Dalam tulisan ini, penulis berkesempatan menjelaskankan
sedikit tentang salah satu hukum-hukum syara’ yang sesuai dengan
kemaslahatannya yaitu istihsan.
Pengertian istihsan menurut bahasa berasal dari kata (إِسْتَحْسَنَ – يَسْتَحْسِنُ – إِسْتِحْسَاًنا) yang berarti
(طَلَبُ الْحَسَنِ) mencari
kebaikan, berarti menganggap baik atau mencari yang baik, menjadikan baik
sesuatu, sedangkan menurut istilah yang dijelaskan oleh imam Abu al Hasan al
Karkhi istihsan ialah penetapan hukum dari seorang mujtahid terhadap
suatu masalah yang menyimpang dari ketetapan hukum yang diterapkan pada
masalah-masalah yang serupa, karena ada alasan yang lebih kuat yang yang
menghendaki dilakukannya penyimpangan itu. Salah satu ulama’ fiqih yang
menggunakan metode ijtihad istihsan adalah Imam Hanafi dan Imam Maliki.
Dalam pembahasan ini, akan sedikit menjelaskan tentang Istihsan menurut
Imam Maliki.
Imam
Malik adalah imam yang kedua dari imam-imam empat serangkai dalam Islam dari
segi umur. Beliau dilahirkan di kota Madinah, suatu daerah di negeri Hijaz
tahun 93 H / 712 M, dan wafat pada hari Ahad, 10 Rabi’ul Awal 179 H / 798 M di
Madinah pada masa pemerintahan Abbasiyah di bawah kekuasaan Harun al-Rasyid.
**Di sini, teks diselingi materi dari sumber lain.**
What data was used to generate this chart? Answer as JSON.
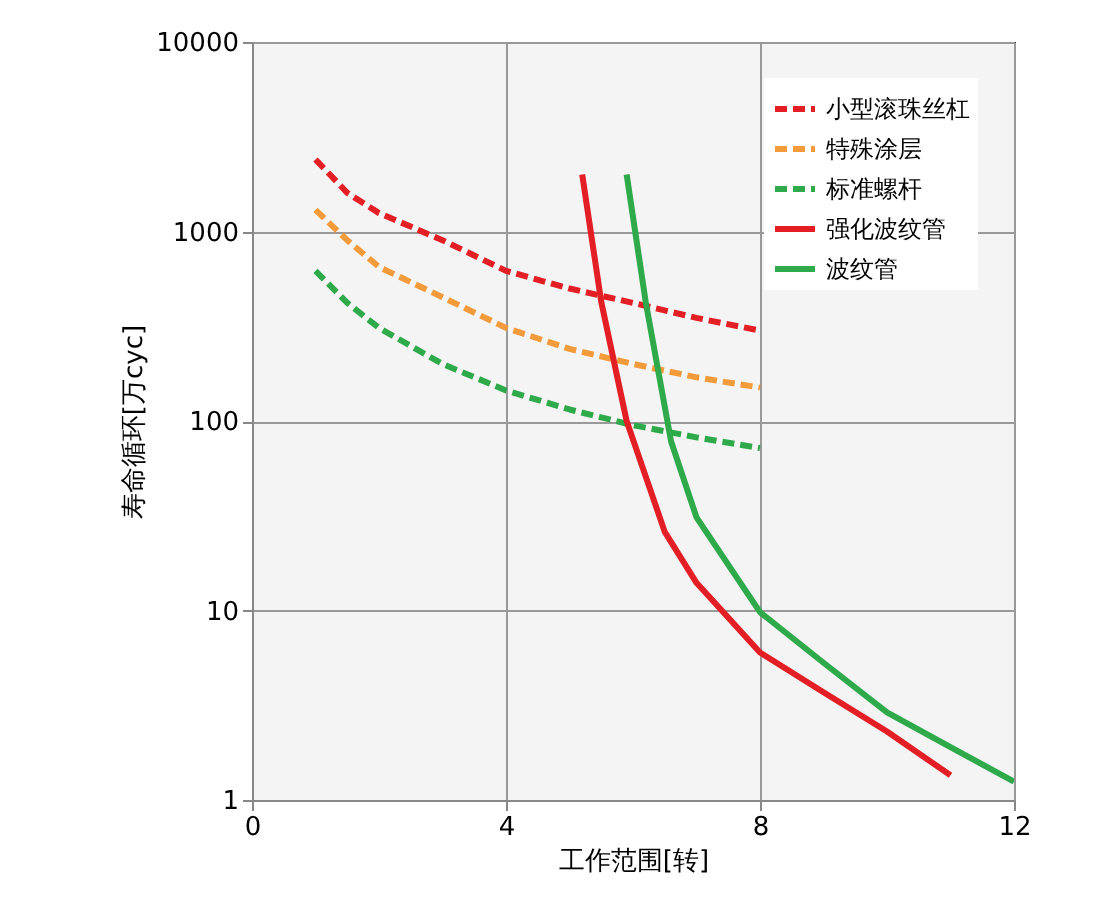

Nama lengkapnya ialah Abu Abdillah Malik ibn Anas ibn Malik ibn Abu ‘Amir ibn
Amr ibn Harits. Beliau adalah keturunan bangsa Arab dusun Zu Ashbah, di kota
Himyar, jajahan Negeri Yaman. Ibunya bernama Siti Al-‘Aliyah binti Syuraik ibn
Abd. Rahman ibn Syuraik al-Azdiyah. Kakek Malik, Abu ‘Amir, datang ke Madinah
dan bermukim di sana sesudah Nabi wafat. Karenanya,
kakek Malik ini tidak termasuk golongan sahabat, tetapi termasuk golongan
Tabi’in. Malik dilahirkan dalam keluarga Ilmuwan yang tekun mempelajari hadis
dan atsar. Abu Amar, kakek Malik menerima hadits dari Umar, Usman dan
Thalhah. Hadis-hadisnya diriwayatkan oleh cucunya Malik, Nafi’ dan Abu Sahel.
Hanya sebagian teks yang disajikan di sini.